A examination had shown the car to be free of mechanical defects. But PC Clarke believed Mr Evans had not been wearing a seatbelt, while Liam had been properly restrained.

"A deliberate attempt to leave the carriageway cannot be ruled out as a possibility in these circumstances," he said.A note addressed to the family was found on Mr Evans' body, but his son, Gary, 30, said he did not believe it was written by a man contemplating suicide. "It seems to be the exact opposite. He talks about things he was proposing to do," he added.

"From what I have seen it is not a typical suicide note," said Mr Hughes.

On the day of his disappearance, Liam was being particularly boisterous. Later, Barbara Evans, his grandmother, noticed that the family's maroon Vauxhall Vectra had disappeared and assumed her husband had gone out with Liam.

When they failed to return by 4pm, in time for Liam's feed, she began to worry, and when Gary arrived to collect Liam at 5pm, she rang the local hospital. Mr Evans had left behind both his house keys and the medication he occasionally took for his back. After a three-day nationwide hunt, Liam was found by Matthew Williams, 10, who, while out with his grandparents, heard a baby crying. In a statement read to the court, the boy said: "I got a bit scared, so I decided to run down the hill and tell my grandad. My grandad said, 'Don't be silly' and it was probably just a sheep.

"I ducked down, and through the gap in the ferns I could see a little baby. I could see he was kneeling down, looking up the hill. I was talking to him. He stopped crying. He started playing with the ferns," he said.
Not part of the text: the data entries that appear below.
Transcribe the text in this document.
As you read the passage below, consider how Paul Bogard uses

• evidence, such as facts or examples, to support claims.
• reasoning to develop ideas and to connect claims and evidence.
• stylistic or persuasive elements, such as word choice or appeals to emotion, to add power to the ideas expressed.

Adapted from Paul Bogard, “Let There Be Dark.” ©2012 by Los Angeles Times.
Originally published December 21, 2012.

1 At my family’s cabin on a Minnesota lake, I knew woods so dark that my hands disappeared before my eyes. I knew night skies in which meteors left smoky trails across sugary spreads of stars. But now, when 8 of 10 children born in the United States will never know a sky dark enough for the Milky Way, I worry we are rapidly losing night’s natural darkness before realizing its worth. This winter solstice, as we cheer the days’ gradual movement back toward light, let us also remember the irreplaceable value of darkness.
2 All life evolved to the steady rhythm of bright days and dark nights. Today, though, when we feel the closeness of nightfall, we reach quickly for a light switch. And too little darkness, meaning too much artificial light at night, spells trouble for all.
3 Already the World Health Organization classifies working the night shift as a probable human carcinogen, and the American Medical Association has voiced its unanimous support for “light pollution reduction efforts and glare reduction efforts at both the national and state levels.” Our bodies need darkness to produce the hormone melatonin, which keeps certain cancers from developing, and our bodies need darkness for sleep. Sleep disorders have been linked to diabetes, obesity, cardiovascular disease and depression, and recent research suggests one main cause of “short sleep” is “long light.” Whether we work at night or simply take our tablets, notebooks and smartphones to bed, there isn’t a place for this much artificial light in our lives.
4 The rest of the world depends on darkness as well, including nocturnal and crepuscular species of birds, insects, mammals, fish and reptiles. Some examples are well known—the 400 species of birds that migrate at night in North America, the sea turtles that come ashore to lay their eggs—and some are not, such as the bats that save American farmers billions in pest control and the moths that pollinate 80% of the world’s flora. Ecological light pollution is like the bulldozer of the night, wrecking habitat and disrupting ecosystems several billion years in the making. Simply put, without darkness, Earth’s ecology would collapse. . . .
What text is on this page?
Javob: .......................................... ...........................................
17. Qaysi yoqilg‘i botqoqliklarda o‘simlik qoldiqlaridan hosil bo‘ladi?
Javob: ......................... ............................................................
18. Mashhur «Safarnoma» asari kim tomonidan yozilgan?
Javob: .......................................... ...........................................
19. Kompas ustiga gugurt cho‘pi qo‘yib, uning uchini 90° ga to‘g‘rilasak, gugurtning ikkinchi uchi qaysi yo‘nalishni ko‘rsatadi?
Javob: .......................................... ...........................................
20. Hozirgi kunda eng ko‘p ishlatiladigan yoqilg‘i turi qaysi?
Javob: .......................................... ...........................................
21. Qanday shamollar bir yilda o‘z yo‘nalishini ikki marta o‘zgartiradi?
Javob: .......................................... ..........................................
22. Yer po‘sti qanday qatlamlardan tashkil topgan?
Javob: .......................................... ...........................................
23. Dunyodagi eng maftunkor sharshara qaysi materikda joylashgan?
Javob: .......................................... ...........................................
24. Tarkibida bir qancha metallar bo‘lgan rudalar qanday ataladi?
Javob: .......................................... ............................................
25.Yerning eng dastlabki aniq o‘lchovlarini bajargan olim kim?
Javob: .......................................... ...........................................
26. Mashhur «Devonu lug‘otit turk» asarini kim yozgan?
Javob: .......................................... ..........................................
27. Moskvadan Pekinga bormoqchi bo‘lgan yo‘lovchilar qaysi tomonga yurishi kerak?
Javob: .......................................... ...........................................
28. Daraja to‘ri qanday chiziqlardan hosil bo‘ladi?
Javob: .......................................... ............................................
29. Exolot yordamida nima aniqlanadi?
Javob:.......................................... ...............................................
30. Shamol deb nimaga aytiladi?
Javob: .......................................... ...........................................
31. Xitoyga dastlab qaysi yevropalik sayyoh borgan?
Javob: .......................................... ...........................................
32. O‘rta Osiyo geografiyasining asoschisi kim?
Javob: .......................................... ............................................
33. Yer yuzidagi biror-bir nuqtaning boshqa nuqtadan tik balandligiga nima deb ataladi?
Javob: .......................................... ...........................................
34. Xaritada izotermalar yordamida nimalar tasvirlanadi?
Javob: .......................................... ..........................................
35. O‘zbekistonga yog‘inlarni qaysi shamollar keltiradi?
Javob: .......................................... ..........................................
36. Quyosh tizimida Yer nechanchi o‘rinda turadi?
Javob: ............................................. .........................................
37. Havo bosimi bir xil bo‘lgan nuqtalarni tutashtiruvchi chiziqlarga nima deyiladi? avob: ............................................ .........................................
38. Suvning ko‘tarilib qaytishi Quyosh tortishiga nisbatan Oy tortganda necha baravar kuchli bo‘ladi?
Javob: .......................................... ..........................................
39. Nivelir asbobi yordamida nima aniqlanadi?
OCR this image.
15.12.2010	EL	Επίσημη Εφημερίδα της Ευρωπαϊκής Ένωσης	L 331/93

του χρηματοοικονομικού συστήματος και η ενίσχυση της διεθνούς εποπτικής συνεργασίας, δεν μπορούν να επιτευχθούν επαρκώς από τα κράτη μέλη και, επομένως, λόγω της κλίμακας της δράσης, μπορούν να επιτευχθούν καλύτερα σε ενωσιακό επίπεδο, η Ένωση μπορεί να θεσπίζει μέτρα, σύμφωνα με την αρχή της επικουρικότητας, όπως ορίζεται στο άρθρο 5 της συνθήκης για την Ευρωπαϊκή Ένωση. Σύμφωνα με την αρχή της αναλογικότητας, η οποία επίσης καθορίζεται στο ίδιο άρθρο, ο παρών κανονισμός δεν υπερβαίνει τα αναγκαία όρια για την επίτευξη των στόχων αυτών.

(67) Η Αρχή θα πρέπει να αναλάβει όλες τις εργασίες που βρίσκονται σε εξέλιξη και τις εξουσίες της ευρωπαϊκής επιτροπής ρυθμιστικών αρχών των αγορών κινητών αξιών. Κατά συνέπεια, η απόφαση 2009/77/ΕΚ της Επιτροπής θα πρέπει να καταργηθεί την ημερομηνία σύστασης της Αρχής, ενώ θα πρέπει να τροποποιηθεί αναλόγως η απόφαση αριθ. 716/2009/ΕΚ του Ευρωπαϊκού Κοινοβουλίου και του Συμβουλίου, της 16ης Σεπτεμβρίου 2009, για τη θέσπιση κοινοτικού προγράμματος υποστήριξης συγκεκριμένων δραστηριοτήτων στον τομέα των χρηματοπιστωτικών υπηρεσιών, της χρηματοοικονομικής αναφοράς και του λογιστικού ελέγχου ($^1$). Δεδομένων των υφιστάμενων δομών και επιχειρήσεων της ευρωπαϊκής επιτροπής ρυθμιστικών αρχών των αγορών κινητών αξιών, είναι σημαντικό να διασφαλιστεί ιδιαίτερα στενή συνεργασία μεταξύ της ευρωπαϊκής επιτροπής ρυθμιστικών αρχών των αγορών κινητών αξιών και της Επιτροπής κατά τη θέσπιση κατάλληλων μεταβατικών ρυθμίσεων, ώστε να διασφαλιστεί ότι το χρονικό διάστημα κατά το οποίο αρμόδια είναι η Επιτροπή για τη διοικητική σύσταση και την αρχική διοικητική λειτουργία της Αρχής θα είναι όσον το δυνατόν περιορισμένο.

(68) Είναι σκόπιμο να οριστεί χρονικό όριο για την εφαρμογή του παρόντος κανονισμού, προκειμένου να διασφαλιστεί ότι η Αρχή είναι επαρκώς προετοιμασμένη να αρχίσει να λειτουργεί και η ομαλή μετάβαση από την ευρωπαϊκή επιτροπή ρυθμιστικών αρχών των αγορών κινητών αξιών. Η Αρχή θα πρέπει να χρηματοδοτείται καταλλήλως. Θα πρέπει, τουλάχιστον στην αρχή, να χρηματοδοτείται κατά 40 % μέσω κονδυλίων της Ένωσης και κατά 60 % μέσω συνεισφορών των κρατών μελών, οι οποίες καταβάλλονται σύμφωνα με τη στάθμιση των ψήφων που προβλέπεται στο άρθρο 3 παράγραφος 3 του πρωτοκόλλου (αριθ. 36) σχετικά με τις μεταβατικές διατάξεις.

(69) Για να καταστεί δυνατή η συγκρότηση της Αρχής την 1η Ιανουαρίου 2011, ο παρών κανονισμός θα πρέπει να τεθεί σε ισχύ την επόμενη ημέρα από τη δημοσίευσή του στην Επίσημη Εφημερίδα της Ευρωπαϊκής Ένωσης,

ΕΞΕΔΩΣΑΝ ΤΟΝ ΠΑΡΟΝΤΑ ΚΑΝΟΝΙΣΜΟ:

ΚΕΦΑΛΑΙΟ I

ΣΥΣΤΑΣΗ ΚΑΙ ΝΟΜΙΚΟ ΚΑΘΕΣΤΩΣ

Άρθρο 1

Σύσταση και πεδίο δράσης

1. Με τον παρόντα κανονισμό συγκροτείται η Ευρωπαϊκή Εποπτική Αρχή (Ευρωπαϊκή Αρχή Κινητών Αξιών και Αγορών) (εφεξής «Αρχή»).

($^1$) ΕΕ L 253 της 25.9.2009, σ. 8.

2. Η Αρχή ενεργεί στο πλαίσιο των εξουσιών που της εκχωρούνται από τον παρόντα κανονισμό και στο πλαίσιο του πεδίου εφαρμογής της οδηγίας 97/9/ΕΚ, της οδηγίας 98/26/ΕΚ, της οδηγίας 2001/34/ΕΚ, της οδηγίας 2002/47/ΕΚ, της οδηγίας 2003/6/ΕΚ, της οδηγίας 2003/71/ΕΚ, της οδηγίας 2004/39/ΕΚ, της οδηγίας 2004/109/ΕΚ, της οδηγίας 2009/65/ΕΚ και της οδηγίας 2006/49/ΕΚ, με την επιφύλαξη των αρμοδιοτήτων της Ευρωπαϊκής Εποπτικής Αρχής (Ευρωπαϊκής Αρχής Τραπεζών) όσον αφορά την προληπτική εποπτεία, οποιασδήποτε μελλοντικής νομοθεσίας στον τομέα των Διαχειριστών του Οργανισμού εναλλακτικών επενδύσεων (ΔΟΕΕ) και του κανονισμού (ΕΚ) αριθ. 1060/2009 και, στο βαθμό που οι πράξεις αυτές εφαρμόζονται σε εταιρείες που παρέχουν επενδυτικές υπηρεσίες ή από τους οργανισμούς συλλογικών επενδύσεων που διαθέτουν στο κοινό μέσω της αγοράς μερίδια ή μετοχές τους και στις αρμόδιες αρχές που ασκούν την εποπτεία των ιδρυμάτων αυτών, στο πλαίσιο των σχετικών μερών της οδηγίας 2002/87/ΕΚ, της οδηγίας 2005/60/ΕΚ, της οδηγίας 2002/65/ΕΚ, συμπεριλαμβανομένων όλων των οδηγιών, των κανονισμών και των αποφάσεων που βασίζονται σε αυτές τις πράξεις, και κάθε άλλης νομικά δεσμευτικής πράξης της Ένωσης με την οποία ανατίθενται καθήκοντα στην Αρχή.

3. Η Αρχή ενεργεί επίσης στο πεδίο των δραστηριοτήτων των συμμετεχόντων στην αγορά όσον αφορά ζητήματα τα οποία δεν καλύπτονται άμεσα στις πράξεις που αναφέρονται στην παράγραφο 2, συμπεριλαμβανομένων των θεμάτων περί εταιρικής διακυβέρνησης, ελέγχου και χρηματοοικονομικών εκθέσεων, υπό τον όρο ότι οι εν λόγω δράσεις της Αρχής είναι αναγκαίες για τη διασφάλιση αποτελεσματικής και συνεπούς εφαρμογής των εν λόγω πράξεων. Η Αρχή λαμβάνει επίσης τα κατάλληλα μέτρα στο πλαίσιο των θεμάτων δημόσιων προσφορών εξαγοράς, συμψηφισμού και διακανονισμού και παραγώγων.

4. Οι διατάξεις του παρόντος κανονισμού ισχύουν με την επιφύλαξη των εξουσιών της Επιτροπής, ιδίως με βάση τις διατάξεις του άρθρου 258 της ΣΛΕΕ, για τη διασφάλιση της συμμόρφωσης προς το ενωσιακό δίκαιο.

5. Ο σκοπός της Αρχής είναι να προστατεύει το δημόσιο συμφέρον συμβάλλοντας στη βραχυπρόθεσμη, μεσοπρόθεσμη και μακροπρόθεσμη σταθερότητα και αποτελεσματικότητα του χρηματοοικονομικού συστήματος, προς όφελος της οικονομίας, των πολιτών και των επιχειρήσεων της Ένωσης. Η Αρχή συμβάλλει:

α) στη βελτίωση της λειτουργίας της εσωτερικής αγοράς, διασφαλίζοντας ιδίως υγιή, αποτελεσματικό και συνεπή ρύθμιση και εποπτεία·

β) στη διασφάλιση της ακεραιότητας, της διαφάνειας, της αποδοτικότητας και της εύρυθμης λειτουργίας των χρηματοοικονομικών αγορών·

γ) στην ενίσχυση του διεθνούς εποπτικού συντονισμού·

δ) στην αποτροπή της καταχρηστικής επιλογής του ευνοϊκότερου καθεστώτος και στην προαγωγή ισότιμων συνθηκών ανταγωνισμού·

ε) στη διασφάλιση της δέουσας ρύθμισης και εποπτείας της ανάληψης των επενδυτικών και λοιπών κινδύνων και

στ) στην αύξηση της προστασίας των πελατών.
Dr Donald Waite, a Home Office pathologist, said the baby had survived in a micro- climate in the thick bracken, which had protected him from too much sunlight during the day and from the cold at night. The soil provided enough moisture to keep him alive.

"He had dirt and soil round his mouth and he was dehydrated, but thankfully he was alive," he said.

The baby survived because "he landed in a soft area and was not struck by the car, and secondly, the conditions in August were such that while he was in the deep bracken, he was in the safest place. It was a miraculous escape."

Tests had shown that no alcohol or drugs were present in Mr Evans' body. He had not been suffering from any disease to explain the sudden loss of control of the car.

Mr Hughes said there was insufficient evidence to support verdicts of either suicide or accident, and recorded an open verdict.